Our ship … we don’t know what it could be. 100 paid subscribers could be a ship. Not the big ship, though, not the life-altering one. (We distinguish between life-changing and life-altering. The latter suggests greater permanence to us.) 100 paid subscribers would be life-changing, but our brain could regress to its recent prolonged state of incapacity and chase them away.
But we wouldn’t turn it down. If you know anybody who might be interested in the newsletter, please feel absolutely free to share.
We assume ships have come in for some of our readers. Love, gratifying work, ships that perhaps had gone previously undreamed of. Want for nothing but a better world. Which, can I sell you a subscription to Jacobin?8 (We're not selling subscriptions to anything but us; only recommending.)

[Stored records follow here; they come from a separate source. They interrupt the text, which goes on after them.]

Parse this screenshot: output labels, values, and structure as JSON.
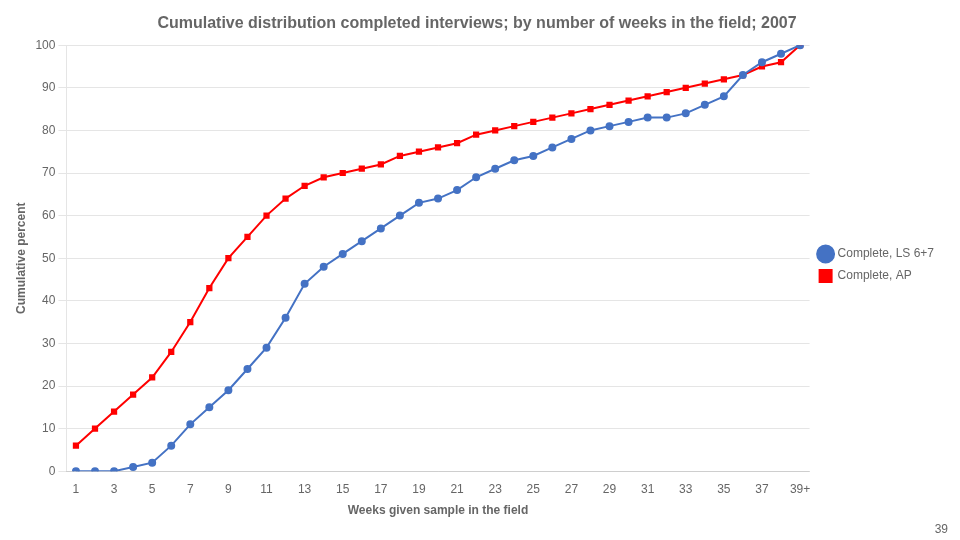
{
  "chart_data": {
    "type": "line",
    "title": "Cumulative distribution completed interviews; by number of weeks in the field; 2007",
    "x_label": "Weeks given sample in the field",
    "y_label": "Cumulative percent",
    "x": [
      1,
      2,
      3,
      4,
      5,
      6,
      7,
      8,
      9,
      10,
      11,
      12,
      13,
      14,
      15,
      16,
      17,
      18,
      19,
      20,
      21,
      22,
      23,
      24,
      25,
      26,
      27,
      28,
      29,
      30,
      31,
      32,
      33,
      34,
      35,
      36,
      37,
      38,
      39
    ],
    "series": [
      {
        "name": "Complete, LS 6+7",
        "color": "#4472C4",
        "marker": "circle",
        "values": [
          0,
          0,
          0,
          1,
          2,
          6,
          11,
          15,
          19,
          24,
          29,
          36,
          44,
          48,
          51,
          54,
          57,
          60,
          63,
          64,
          66,
          69,
          71,
          73,
          74,
          76,
          78,
          80,
          81,
          82,
          83,
          83,
          84,
          86,
          88,
          93,
          96,
          98,
          100
        ]
      },
      {
        "name": "Complete, AP",
        "color": "#FF0000",
        "marker": "square",
        "values": [
          6,
          10,
          14,
          18,
          22,
          28,
          35,
          43,
          50,
          55,
          60,
          64,
          67,
          69,
          70,
          71,
          72,
          74,
          75,
          76,
          77,
          79,
          80,
          81,
          82,
          83,
          84,
          85,
          86,
          87,
          88,
          89,
          90,
          91,
          92,
          93,
          95,
          96,
          100
        ]
      }
    ],
    "xlim": [
      0.5,
      39.5
    ],
    "xticks": [
      1,
      3,
      5,
      7,
      9,
      11,
      13,
      15,
      17,
      19,
      21,
      23,
      25,
      27,
      29,
      31,
      33,
      35,
      37,
      {
        "value": 39,
        "label": "39+"
      }
    ],
    "ylim": [
      0,
      100
    ],
    "yticks": [
      0,
      10,
      20,
      30,
      40,
      50,
      60,
      70,
      80,
      90,
      100
    ],
    "grid": "y",
    "legend": "right",
    "annotations": [
      "39"
    ]
  }
}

We’ve been remiss in not including Dissent among your socialist/leftist publication options. They've a whole menu of subscription plans.9
We’ve enjoyed “Cocoa Sugar,” a 2018 effort from Young Fathers, for some time now, and Sun Ra’s “Lanquidity” much longer than that. Last night “Lanquidity” played us all the way out. Fontaines D.C., who are not from D.C., if you’re wondering, and whom we may have mentioned before, helped wake us up with “A Hero’s Death.” They’re a punk-adjacent band, but “A Hero’s Death” is mellow. The The’s “Dust” is likewise on the mellow side, though a bit more melancholy. John Brown’s Body sees us through with “Kings and Queens.”
And with that, comrades, we’re outta here.